County commissioners discussed three facilities bond-related issues with Jon Vidauri of the Staubach Company during their meeting Tuesday.

Discussion included the request for qualifications for design services, which county offices will be located in the new courts building and which will be in the courthouse and the makeup process for the citizen’s bond oversight committee.

Vidauri said Staubach was putting together a draft RFQ for architectural and engineering design services, with a final draft expected June 14. He also discussed the benefits of contracting with a single firm for architectural and engineering services and proposed a five-member selection committee to include two representatives from Staubach, one from the county, one from the city and one from the sheriff’s office.

Better fees could be negotiated by hiring a single firm for the entire project, he said, as well as hiring a single construction manager to handle the two projects: the courts and administration building and the detention center.

Relating to moving county offices, Vidauri said Staubach’s baseline instrument called for the relocation “of everyone in the old Wal-Mart and from the streets around the square into the new building” as well as the relocation of high-traffic services from the courthouse.

The courts and administration building will have space for six courtrooms, with Staubach anticipating moving the county courts-at-law into the building, leaving the two district courts in the courthouse.

The space allows flexibility in which courts are located in the building, Vidauri said, noting that the space for the additional courts - if not necessitated by caseload or population growth - could be used for additional office space or for the district courts.

Asked for his recommendations about which offices should move, Vidauri said he wanted to meet with the county engineer to determine the foot traffic levels for the various offices, saying those numbers would be important in determining their building location as well as which floors best suit the departments.

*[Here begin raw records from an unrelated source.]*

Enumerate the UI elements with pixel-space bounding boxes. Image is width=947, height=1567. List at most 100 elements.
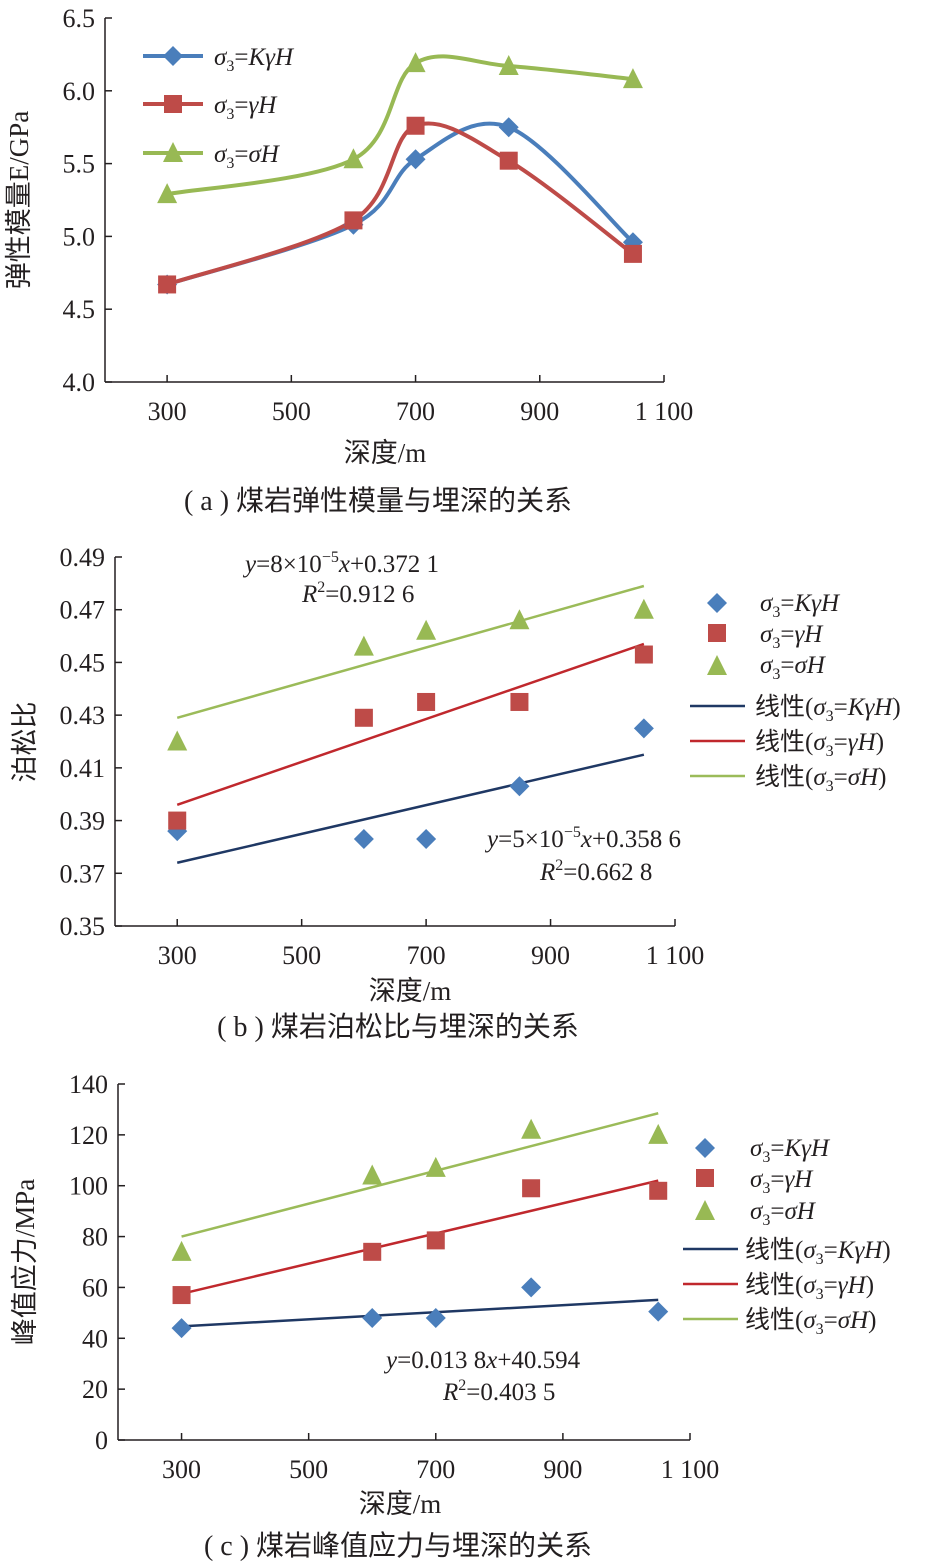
panel-c: 0 20 40 60 80 100 120 140 300 500 700 900 1 100 峰值应力… (10, 1070, 891, 1562)
data-point-triangle (648, 1123, 669, 1144)
data-point-diamond (405, 149, 426, 170)
data-point-diamond (416, 829, 437, 850)
y-tick-label: 0.39 (60, 807, 106, 836)
panel-b-legend: σ3=KγH σ3=γH σ3=σH 线性(σ3=KγH) 线性(σ3=γH) … (690, 590, 901, 795)
data-point-square (344, 211, 363, 230)
data-point-square (522, 1179, 541, 1198)
panel-b-equation-1-line: y=8×10−5x+0.372 1 (242, 549, 439, 578)
y-tick-label: 0.49 (60, 543, 106, 572)
y-tick-label: 40 (82, 1324, 108, 1353)
y-tick-label: 20 (82, 1375, 108, 1404)
y-tick-label: 140 (69, 1070, 108, 1099)
panel-c-y-axis-title: 峰值应力/MPa (10, 1179, 40, 1346)
panel-b-y-axis-title: 泊松比 (10, 702, 40, 783)
data-point-triangle (171, 1240, 192, 1261)
legend-rest-italic: KγH (247, 44, 295, 71)
y-tick-label: 4.0 (63, 368, 96, 397)
legend-sigma: σ (214, 141, 228, 168)
panel-c-equation-1: y=0.013 8x+40.594 R2=0.403 5 (383, 1347, 581, 1406)
panel-b-legend-label-2: σ3=γH (760, 621, 824, 652)
x-tick-label: 500 (272, 397, 311, 426)
data-point-triangle (633, 598, 654, 619)
trend-line (176, 642, 645, 806)
panel-a-legend-item-gH: σ3=γH (143, 92, 278, 123)
x-tick-label: 1 100 (646, 941, 705, 970)
data-point-triangle (498, 55, 519, 76)
panel-a-legend-label-2: σ3=γH (214, 92, 278, 123)
panel-a-legend-label-3: σ3=σH (214, 141, 281, 172)
data-point-diamond (425, 1307, 446, 1328)
legend-diamond-marker (695, 1138, 715, 1158)
data-point-square (623, 244, 642, 263)
panel-c-trendlines (181, 1112, 659, 1328)
panel-a-ticks: 4.0 4.5 5.0 5.5 6.0 6.5 300 500 700 900 1 100 (63, 4, 694, 426)
legend-triangle-marker (695, 1200, 715, 1220)
x-tick-label: 300 (148, 397, 187, 426)
x-tick-label: 300 (162, 1455, 201, 1484)
x-tick-label: 700 (416, 1455, 455, 1484)
panel-b-equation-1: y=8×10−5x+0.372 1 R2=0.912 6 (242, 549, 439, 608)
data-point-triangle (353, 635, 374, 656)
legend-sub: 3 (226, 58, 234, 75)
panel-a-legend: σ3=KγH σ3=γH σ3=σH (143, 44, 295, 172)
panel-b-legend-label-3: σ3=σH (760, 652, 827, 683)
y-tick-label: 0.47 (60, 596, 106, 625)
panel-b-caption: ( b ) 煤岩泊松比与埋深的关系 (217, 1011, 579, 1043)
y-tick-label: 5.5 (63, 150, 96, 179)
legend-rest: = (234, 141, 248, 168)
panel-b-legend-label-1: σ3=KγH (760, 590, 841, 621)
panel-b-r2-1-line: R2=0.912 6 (301, 579, 414, 608)
y-tick-label: 60 (82, 1273, 108, 1302)
data-point-square (417, 692, 436, 711)
panel-b-r2-2-line: R2=0.662 8 (539, 857, 652, 886)
data-point-triangle (405, 52, 426, 73)
data-point-square (426, 1231, 445, 1250)
y-tick-label: 0 (95, 1426, 108, 1455)
panel-b-legend-label-4: 线性(σ3=KγH) (755, 693, 901, 725)
panel-a-legend-item-sH: σ3=σH (143, 141, 281, 172)
data-point-triangle (362, 1164, 383, 1185)
legend-sigma: σ (214, 44, 228, 71)
data-point-triangle (343, 148, 364, 169)
panel-c-legend-label-2: σ3=γH (750, 1166, 814, 1197)
legend-rest: = (234, 44, 248, 71)
y-tick-label: 5.0 (63, 222, 96, 251)
y-tick-label: 0.45 (60, 648, 106, 677)
data-point-triangle (157, 183, 178, 204)
panel-c-legend-label-6: 线性(σ3=σH) (745, 1306, 877, 1338)
data-point-square (363, 1242, 382, 1261)
x-tick-label: 900 (543, 1455, 582, 1484)
legend-triangle-marker (707, 655, 727, 675)
legend-rest-italic: σH (248, 141, 280, 168)
panel-b-legend-label-6: 线性(σ3=σH) (755, 763, 887, 795)
trend-line (176, 584, 645, 719)
x-tick-label: 500 (289, 1455, 328, 1484)
panel-b: 0.35 0.37 0.39 0.41 0.43 0.45 0.47 0.49 300 500 70… (10, 543, 901, 1043)
data-point-triangle (425, 1156, 446, 1177)
data-point-square (406, 116, 425, 135)
x-tick-label: 900 (520, 397, 559, 426)
y-tick-label: 120 (69, 1121, 108, 1150)
legend-sub: 3 (226, 106, 234, 123)
panel-a-caption: ( a ) 煤岩弹性模量与埋深的关系 (184, 485, 572, 517)
x-tick-label: 700 (396, 397, 435, 426)
legend-sigma: σ (214, 92, 228, 119)
panel-a-legend-item-ktH: σ3=KγH (143, 44, 295, 75)
panel-c-legend: σ3=KγH σ3=γH σ3=σH 线性(σ3=KγH) 线性(σ3=γH) … (683, 1135, 891, 1338)
data-point-diamond (498, 117, 519, 138)
panel-c-legend-label-3: σ3=σH (750, 1198, 817, 1229)
trend-line (181, 1112, 659, 1238)
panel-c-legend-label-4: 线性(σ3=KγH) (745, 1236, 891, 1268)
data-point-square (172, 1286, 191, 1305)
panel-a-legend-label-1: σ3=KγH (214, 44, 295, 75)
panel-c-legend-label-1: σ3=KγH (750, 1135, 831, 1166)
x-tick-label: 900 (531, 941, 570, 970)
panel-a-plot-area: 4.0 4.5 5.0 5.5 6.0 6.5 300 500 700 900 1 100 (63, 4, 694, 426)
y-tick-label: 0.43 (60, 701, 106, 730)
panel-b-equation-2-line: y=5×10−5x+0.358 6 (484, 824, 681, 853)
y-tick-label: 0.41 (60, 754, 106, 783)
data-point-square (168, 811, 187, 830)
legend-square-marker (696, 1169, 714, 1187)
data-point-square (510, 692, 529, 711)
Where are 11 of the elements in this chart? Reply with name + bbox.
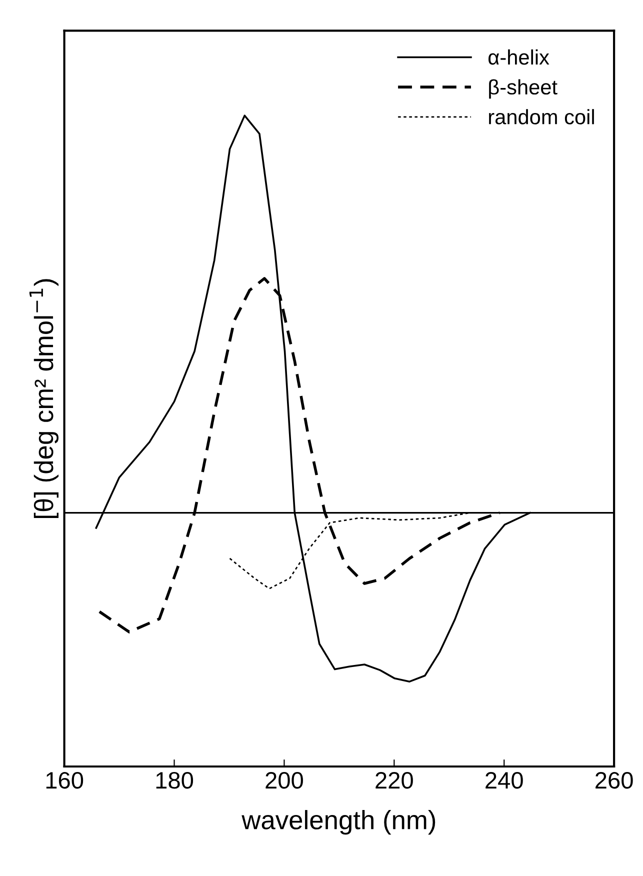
x-tick-label: 260 — [596, 772, 633, 789]
x-tick-label: 240 — [486, 772, 523, 789]
x-tick-label: 200 — [266, 772, 303, 789]
x-axis-title: wavelength (nm) — [242, 810, 436, 835]
y-axis-title: [θ] (deg cm² dmol$^{−1}$) — [29, 279, 58, 518]
legend-label: α-helix — [488, 49, 550, 65]
x-tick-label: 160 — [46, 772, 84, 789]
x-tick-label: 180 — [156, 772, 194, 789]
legend-label: random coil — [489, 109, 594, 124]
legend-label: β-sheet — [489, 79, 558, 99]
x-tick-label: 220 — [376, 772, 413, 789]
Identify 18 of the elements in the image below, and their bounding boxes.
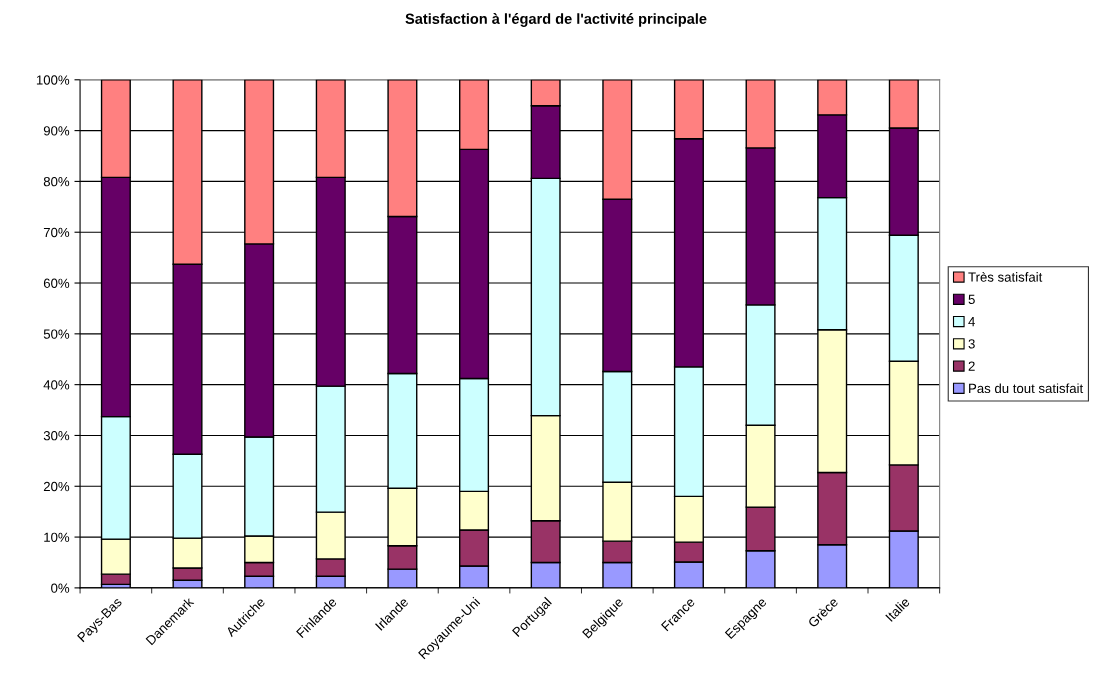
y-tick-label: 40% — [43, 380, 70, 390]
y-tick-label: 100% — [36, 75, 70, 85]
legend-label: Pas du tout satisfait — [969, 383, 1084, 394]
y-tick-label: 60% — [43, 278, 70, 288]
legend-label: 5 — [968, 294, 975, 305]
y-tick-label: 30% — [43, 431, 70, 441]
y-tick-label: 90% — [43, 126, 70, 136]
legend-label: 2 — [968, 361, 975, 371]
y-tick-label: 20% — [43, 481, 70, 492]
legend-label: Très satisfait — [968, 271, 1043, 282]
y-tick-label: 0% — [51, 583, 70, 593]
legend-label: 3 — [968, 339, 975, 349]
legend-label: 4 — [968, 317, 975, 327]
chart-title: Satisfaction à l'égard de l'activité principale — [405, 13, 707, 27]
y-tick-label: 10% — [44, 532, 70, 542]
y-tick-label: 80% — [43, 176, 70, 187]
y-tick-label: 50% — [43, 329, 70, 339]
y-tick-label: 70% — [43, 227, 70, 238]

Citizen’s oversight committee

Relating to the citizen’s oversight committee, Pct. 4 Commissioner Ron Brown inquired about the possibility of hosting a regularly scheduled public forum where a five-person committee and the commissioners could answer questions. Brown proposed meeting weekly, with Vidauri saying monthly meetings of such committees are more typical.

After some off-topic discussion to hold a workshop on project timelines as well as contract development and change orders, the commissioners returned to the subject of the citizen’s oversight committee.

Brown said each member of the court would appoint one person to the committee. Sims then discussed his proposal for a 21-member committee to include the five members of the original facilities sub-committee, four members appointed by the county judge, and the commissioners each appointing three members from their precincts.

Requiring the commissioners to appoint members from outside the county’s largest cities, would address concerns of the smaller towns such as Milford, Maypearl and Italy, all of which “are expecting to have somebody on that committee,” Sims said, adding, “I don’t think five is enough to represent the whole county.”

Pct. 2 Commissioner Bill Dodson said he was OK with a larger committee, but felt there would be a problem working with 21 people.

“It would be very hectic and very difficult,” Dodson said, with Pct. 1 Commissioner Dennis Robinson also voicing his opinion that 21 would be too many.

Sims then proposed having each member of the court appoint four or five members, with each of those groups selecting a co-chair to attend the meetings.

This co-chair would then report back to the other members, Sims said, saying the co-chairs and the commissioners would get together for some activities, with the whole body assembling for others.

In other bond matters, commissioners approved an agreement with Vinson and Elkins to act as the county’s bond and finance counsel. County Auditor Mike Navarro said the firm would serve the county in several areas, including assisting in acquiring the attorney general’s approval of the bonds and maintaining the bonds’ tax-exempt status.